30/07/2019
Apaixonada por natureza, Andrezza Ramos, ex-bolsista da CAPES, é graduada e doutorada em Química pela Universidade Federal do Amazonas (UFAM). Sua pesquisa de doutorado apresenta os benefícios de um fruto amazônico no combate ao diabetes e foi publicada no periódico do Instituto Canadense de Ciência e Tecnologia de Alimentos (CIFST), em maio deste ano.
Conhecida popularmente como cambuí, a pedra-ume caá tem propriedades antioxidantes e antiglicantes, que ajudam no controle da hipoglicemia. A tese, cujo tema é ‘Frutos não convencionais amazônicos: descrição química e propriedades antioxidantes e antiglicantes’, teve o apoio do grupo de pesquisa do Núcleo de Estudos Químicos de Micromoléculas da Amazônia (Nequima), da UFAM.
Fale um pouco sobre o seu projeto de pesquisa e seu objetivo.
Meu projeto de doutorado teve como objetivo principal estudar a composição química de frutos da família Myrtaceae, mesma família das goiabeiras (Psidium spp), das pitangas (Eugenia spp) e das cerejas (Myrcia spp), ocorrentes no bioma da Amazônia, empregando técnicas de identificação de estruturas químicas como a espectrometria de massas e espectroscopia. Também procurei avaliar os potenciais antioxidantes, antiglicantes e citotóxicos desses frutos.

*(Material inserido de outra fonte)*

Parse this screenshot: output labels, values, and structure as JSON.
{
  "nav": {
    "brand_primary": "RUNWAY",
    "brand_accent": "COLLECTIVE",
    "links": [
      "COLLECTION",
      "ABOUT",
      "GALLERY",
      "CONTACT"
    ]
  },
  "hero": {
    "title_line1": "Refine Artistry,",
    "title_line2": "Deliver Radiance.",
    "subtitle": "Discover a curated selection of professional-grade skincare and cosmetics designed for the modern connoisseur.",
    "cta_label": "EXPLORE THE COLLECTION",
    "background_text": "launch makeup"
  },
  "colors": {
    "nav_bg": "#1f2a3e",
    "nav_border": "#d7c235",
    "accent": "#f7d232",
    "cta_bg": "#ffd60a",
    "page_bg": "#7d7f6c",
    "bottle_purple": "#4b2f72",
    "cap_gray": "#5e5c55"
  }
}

Como foi a descoberta do fruto amazônico?
Ocorreu durante uma visita à EMBRAPA, quando coletávamos outras espécies. Me interessei por estes frutos, pois suas folhas já apresentam atividade hipoglicemiante, ou seja, reduzem os níveis de açúcar no sangue. Assim, decidi descobrir se os frutos poderiam apresentar a mesma capacidade.
Meu interesse, desde sempre, era mostrar o valor dos frutos amazônicos chamados de exóticos, ou não convencionais, ou seja: frutos desconhecidos e negligenciados. Estudei frutos no mestrado e, agora, no doutorado.